Moore v. DeKalb Supply Co.

Stephens, J.

1. Where it appears that the driver of an automobile is employed by the owner to operate it, the inference is authorized that the driver, when operating it along a highway, in the absence of the owner, is acting as the owner’s agent or servant. Gallagher v. Gunn, *37616 Ga. App. 600 (85 S. E. 930). The driver being at the time in exclusive control of the automobile, it is apparently within the scope of his authority, as agent or servant of the owner, to eject from the automobile a trespasser or one not entitled to ride therein. This is true although the person is riding in the automobile by permission of the driver, where the driver, in granting such permission, acted beyond the scope of his authority. It follows, therefore, that where such person riding in the automobile is thrown therefrom and killed by the wilful and wanton act of the driver in operating the automobile, the owner is liable in damages. McIver v. Florida Central R. Co., 110 Ga. 223 (2) (36 S. E. 775, 65 L. R. A. 437) ; Higgins v. Southern Ry. Co., 98 Ga. 751 (25 S. E. 837) ; Smith v. S., F. & W. Ry. Co., 100 Ga. 96 (27 S. E. 725) ; Brunswick, & Western R. Co. v. Bostwick, 100 Ga. 96 (27 S. E. 725); S., F. & W. Ry. Co. v. Godkin, 104 Ga. 655 (30 S. E. 378, 69 Am. St. Rep. 187); Madden v. Mitchell Automobile Co., 21 Ga. App. 108 (94 S. E. 92). The cases of Murphey v. New South Brewery & Ice Co., 145 Ga. 561 (89 S. E. 704), Waller v. Southern Ice & Coal Co., 144 Ga. 695 (87 S. E. 888), Morris v. Fruit Co., 32 Ga. App. 788 (124 S. E. 807), are clearly distinguishable.

Decided September 14, 1925.

2. Where the driver of an automobile truck, designated as a “hopper” truck, permits another to ride in the hopper, knowing that the person riding is in a dangerous situation, in which he is likely to fall from the truck, and the driver operates the truck over a rough, unpaved roadway, down hill, and over a gully in the roadway, at a rate of speed of twenty to twenty-five miles an hour, which, speed is of such a character under the circumstances as attracts the attention of a person observing the spee'ding truck, and, as a result of such operation of the truck, the person riding in the hopper is caused to sway to one side, and, when the truck has reached a point about two and a half blocks from where it started, the person riding therein falls from the truck and is killed, the inference is authorized that the driver’s act in so operating the truck was of such a reckless character under the circumstances as to be wilful and wanton, and that such act caused the person riding in the hopper to be thrown out and killed. Dennard v. State, 14 Ga. App. 485 (81 S. E. 378); Tift v. State, 17 Ga. App. 663 (88 S. E. 41). See, in this connection, Bazemore v. Stephenson, 24 Ga. App. 180 (100 S. E. 234).

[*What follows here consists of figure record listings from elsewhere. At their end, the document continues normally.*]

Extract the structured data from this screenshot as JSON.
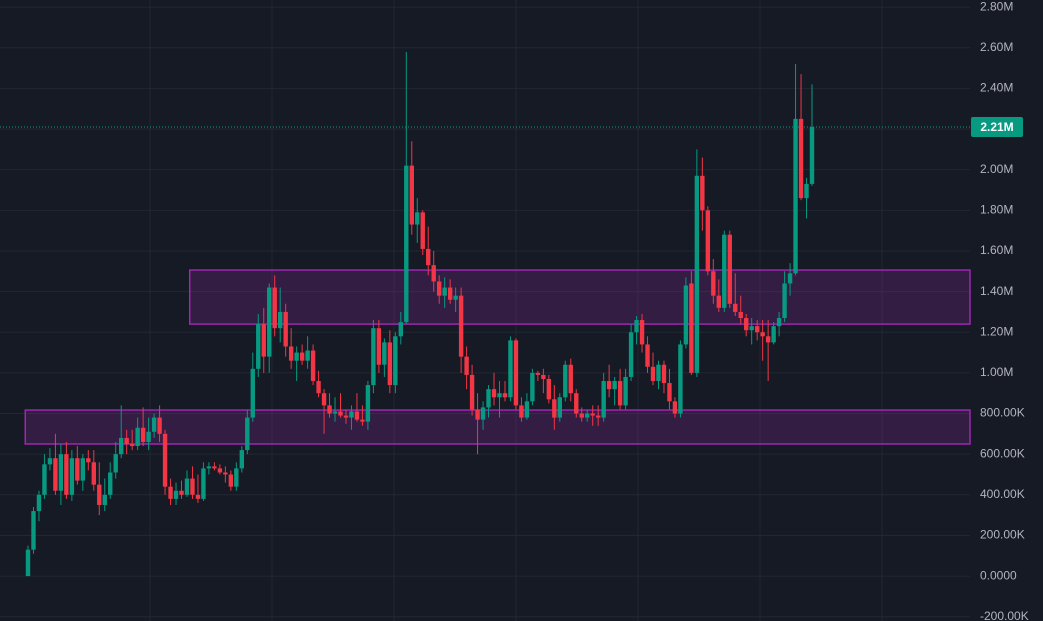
{
  "chart_data": {
    "type": "candlestick",
    "up_color": "#089981",
    "down_color": "#f23645",
    "open": [
      0,
      130000,
      320000,
      400000,
      550000,
      580000,
      420000,
      600000,
      400000,
      580000,
      470000,
      580000,
      560000,
      450000,
      350000,
      400000,
      510000,
      600000,
      680000,
      650000,
      640000,
      730000,
      660000,
      710000,
      780000,
      700000,
      440000,
      380000,
      420000,
      400000,
      480000,
      400000,
      380000,
      530000,
      540000,
      530000,
      510000,
      500000,
      440000,
      530000,
      620000,
      780000,
      1020000,
      1240000,
      1080000,
      1420000,
      1220000,
      1300000,
      1130000,
      1060000,
      1100000,
      1060000,
      1110000,
      960000,
      900000,
      840000,
      800000,
      810000,
      790000,
      780000,
      810000,
      770000,
      760000,
      940000,
      1220000,
      1040000,
      1150000,
      940000,
      1180000,
      1250000,
      2020000,
      1730000,
      1790000,
      1610000,
      1530000,
      1450000,
      1380000,
      1420000,
      1360000,
      1380000,
      1080000,
      990000,
      820000,
      770000,
      830000,
      920000,
      880000,
      900000,
      880000,
      1160000,
      840000,
      780000,
      860000,
      1000000,
      990000,
      970000,
      870000,
      780000,
      880000,
      1040000,
      900000,
      800000,
      780000,
      800000,
      790000,
      780000,
      960000,
      920000,
      960000,
      840000,
      980000,
      1200000,
      1260000,
      1140000,
      1030000,
      960000,
      1040000,
      950000,
      860000,
      800000,
      1140000,
      1440000,
      1000000,
      1970000,
      1800000,
      1500000,
      1380000,
      1320000,
      1680000,
      1340000,
      1300000,
      1270000,
      1210000,
      1230000,
      1200000,
      1180000,
      1150000,
      1230000,
      1270000,
      1440000,
      1490000,
      2250000,
      1860000,
      1930000
    ],
    "high": [
      150000,
      340000,
      420000,
      600000,
      630000,
      700000,
      650000,
      660000,
      620000,
      640000,
      600000,
      620000,
      620000,
      560000,
      480000,
      560000,
      660000,
      840000,
      720000,
      720000,
      780000,
      830000,
      780000,
      800000,
      840000,
      720000,
      480000,
      460000,
      470000,
      520000,
      540000,
      500000,
      560000,
      560000,
      560000,
      550000,
      540000,
      520000,
      560000,
      640000,
      820000,
      1100000,
      1290000,
      1320000,
      1440000,
      1480000,
      1420000,
      1340000,
      1220000,
      1130000,
      1140000,
      1180000,
      1140000,
      1010000,
      920000,
      900000,
      880000,
      900000,
      820000,
      840000,
      900000,
      840000,
      960000,
      1260000,
      1260000,
      1170000,
      1210000,
      1200000,
      1300000,
      2580000,
      2140000,
      1860000,
      1800000,
      1720000,
      1600000,
      1480000,
      1470000,
      1460000,
      1420000,
      1420000,
      1130000,
      1040000,
      900000,
      860000,
      940000,
      1000000,
      960000,
      960000,
      1180000,
      1170000,
      880000,
      900000,
      1020000,
      1010000,
      1020000,
      990000,
      940000,
      900000,
      1060000,
      1070000,
      920000,
      830000,
      820000,
      840000,
      840000,
      1000000,
      1040000,
      980000,
      1020000,
      1020000,
      1240000,
      1280000,
      1290000,
      1180000,
      1100000,
      1060000,
      1060000,
      1020000,
      880000,
      1160000,
      1470000,
      1500000,
      2100000,
      2060000,
      1820000,
      1560000,
      1460000,
      1700000,
      1700000,
      1490000,
      1380000,
      1290000,
      1270000,
      1260000,
      1260000,
      1260000,
      1250000,
      1300000,
      1500000,
      1540000,
      2520000,
      2470000,
      1960000,
      2420000
    ],
    "low": [
      0,
      110000,
      270000,
      380000,
      520000,
      400000,
      350000,
      380000,
      370000,
      450000,
      420000,
      520000,
      420000,
      300000,
      320000,
      380000,
      480000,
      580000,
      600000,
      620000,
      620000,
      640000,
      620000,
      680000,
      660000,
      400000,
      350000,
      350000,
      380000,
      390000,
      380000,
      360000,
      370000,
      500000,
      520000,
      500000,
      460000,
      420000,
      420000,
      510000,
      600000,
      760000,
      980000,
      1000000,
      1000000,
      1180000,
      1150000,
      1080000,
      1020000,
      960000,
      1040000,
      1020000,
      940000,
      880000,
      700000,
      780000,
      760000,
      780000,
      750000,
      720000,
      760000,
      740000,
      720000,
      900000,
      1000000,
      980000,
      900000,
      900000,
      1140000,
      1240000,
      1680000,
      1640000,
      1580000,
      1480000,
      1400000,
      1340000,
      1320000,
      1340000,
      1300000,
      1000000,
      920000,
      790000,
      600000,
      720000,
      780000,
      840000,
      780000,
      860000,
      860000,
      820000,
      760000,
      770000,
      840000,
      960000,
      900000,
      850000,
      720000,
      760000,
      860000,
      860000,
      780000,
      760000,
      760000,
      740000,
      740000,
      760000,
      880000,
      840000,
      820000,
      820000,
      960000,
      1140000,
      1100000,
      1000000,
      940000,
      920000,
      900000,
      820000,
      780000,
      780000,
      1120000,
      990000,
      980000,
      1700000,
      1480000,
      1340000,
      1300000,
      1300000,
      1320000,
      1280000,
      1240000,
      1180000,
      1140000,
      1160000,
      1060000,
      960000,
      1140000,
      1180000,
      1250000,
      1380000,
      1480000,
      1850000,
      1760000,
      1920000
    ],
    "close": [
      130000,
      320000,
      400000,
      550000,
      580000,
      420000,
      600000,
      400000,
      580000,
      470000,
      580000,
      560000,
      450000,
      350000,
      400000,
      510000,
      600000,
      680000,
      650000,
      640000,
      730000,
      660000,
      710000,
      780000,
      700000,
      440000,
      380000,
      420000,
      400000,
      480000,
      400000,
      380000,
      530000,
      540000,
      530000,
      510000,
      500000,
      440000,
      530000,
      620000,
      780000,
      1020000,
      1240000,
      1080000,
      1420000,
      1220000,
      1300000,
      1130000,
      1060000,
      1100000,
      1060000,
      1110000,
      960000,
      900000,
      840000,
      800000,
      810000,
      790000,
      780000,
      810000,
      770000,
      760000,
      940000,
      1220000,
      1040000,
      1150000,
      940000,
      1180000,
      1250000,
      2020000,
      1730000,
      1790000,
      1610000,
      1530000,
      1450000,
      1380000,
      1420000,
      1360000,
      1380000,
      1080000,
      990000,
      820000,
      770000,
      830000,
      920000,
      880000,
      900000,
      880000,
      1160000,
      840000,
      780000,
      860000,
      1000000,
      990000,
      970000,
      870000,
      780000,
      880000,
      1040000,
      900000,
      800000,
      780000,
      800000,
      790000,
      780000,
      960000,
      920000,
      960000,
      840000,
      980000,
      1200000,
      1260000,
      1140000,
      1030000,
      960000,
      1040000,
      950000,
      860000,
      800000,
      1140000,
      1430000,
      1000000,
      1970000,
      1800000,
      1500000,
      1380000,
      1320000,
      1680000,
      1340000,
      1300000,
      1270000,
      1210000,
      1230000,
      1200000,
      1180000,
      1150000,
      1230000,
      1270000,
      1440000,
      1490000,
      2250000,
      1860000,
      1930000,
      2210000
    ],
    "zones": [
      {
        "low": 650000,
        "high": 817000,
        "start": 0,
        "color": "#9c27b0"
      },
      {
        "low": 1240000,
        "high": 1506000,
        "start": 30,
        "color": "#9c27b0"
      }
    ],
    "last_price": {
      "value": 2210000,
      "label": "2.21M"
    },
    "ylim": [
      -221000,
      2835000
    ],
    "yticks": [
      {
        "value": -200000,
        "label": "-200.00K"
      },
      {
        "value": 0,
        "label": "0.0000"
      },
      {
        "value": 200000,
        "label": "200.00K"
      },
      {
        "value": 400000,
        "label": "400.00K"
      },
      {
        "value": 600000,
        "label": "600.00K"
      },
      {
        "value": 800000,
        "label": "800.00K"
      },
      {
        "value": 1000000,
        "label": "1.00M"
      },
      {
        "value": 1200000,
        "label": "1.20M"
      },
      {
        "value": 1400000,
        "label": "1.40M"
      },
      {
        "value": 1600000,
        "label": "1.60M"
      },
      {
        "value": 1800000,
        "label": "1.80M"
      },
      {
        "value": 2000000,
        "label": "2.00M"
      },
      {
        "value": 2200000,
        "label": "2.20M"
      },
      {
        "value": 2400000,
        "label": "2.40M"
      },
      {
        "value": 2600000,
        "label": "2.60M"
      },
      {
        "value": 2800000,
        "label": "2.80M"
      }
    ],
    "grid": true
  }
}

3. Where, in such a case, the wife of the person killed sued the owner of the automobile for the homicide, the inference was authorized that the death was the result- of the wilful and wanton act of the defendant, through the defendant’s servant, the driver of the automobile, acting within the scope of his authority; and there being evidence as to the value of the life of the deceased, the award of a nonsuit was improper.

Judgment reversed..

Bell, J., concurs. Jenlcins, P. J., dissents. Alston, Alston, Foster & Moise, T7. (?. Shearer, W. H. Sibley, for plaintiff. J. E. Berman, Ralph G. Sims, for defendant.